Furthermore, consider the everyday micro-aggressions that black people suffer; “where are you really from?”, “I don’t date black women”, “you’re so articulate”, “you’re very aggressive.” These are but a few examples of the covert racial discourse that is viewed as socially acceptable. I’m just scraping the surface here. What about the overtly racial language that is all too often chanted in places and events like football games?
Finally, the classic phrase – “go back to where you came from”. Funnily enough, as I’ve got older this has taken another meaning. I would love nothing more than to retreat to Jamaica via Africa or Ireland. Even more so since 2016, the year Britain campaigned to leave the EU, where the unforgiving racist discourse underpinned the leave campaign. As a consequence, statistics have shown how hate crime has doubled since. Therefore, I beg another to tell me, “Racism doesn’t exist in the UK”. As the hashtag says, the UK is not innocent.

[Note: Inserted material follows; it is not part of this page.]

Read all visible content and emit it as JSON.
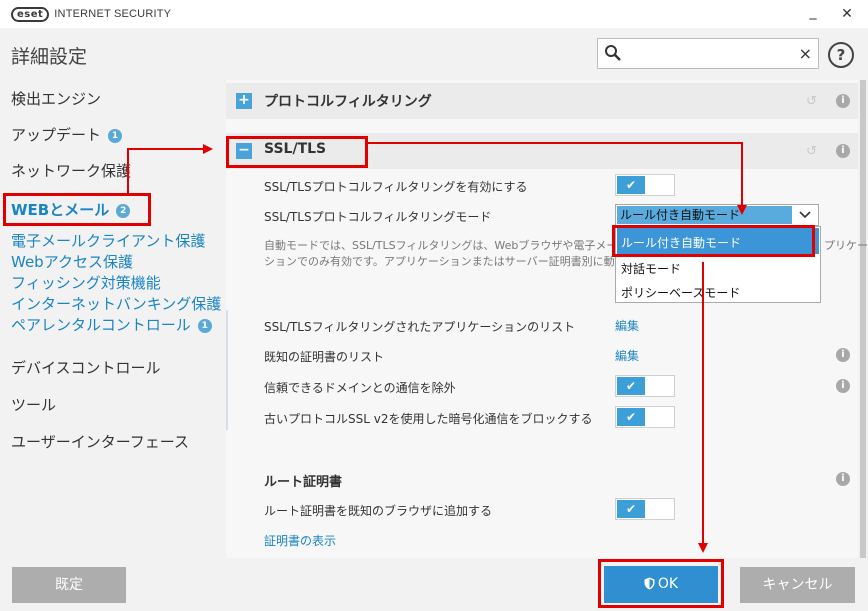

All of the above provides an explanation to those people who were bizarrely perplexed that protests took place up and down this ‘Great’ Island of Britain in relation to American racial violence. It is because there is a shared pain and frustration within the Black diaspora following Floyd’s death. Too often conversations of race are met with animosity and denial. We are tired of how we’re treated globally and locally. Existing isn’t enough. We need to be heard, we need to be appreciated, and a change must come.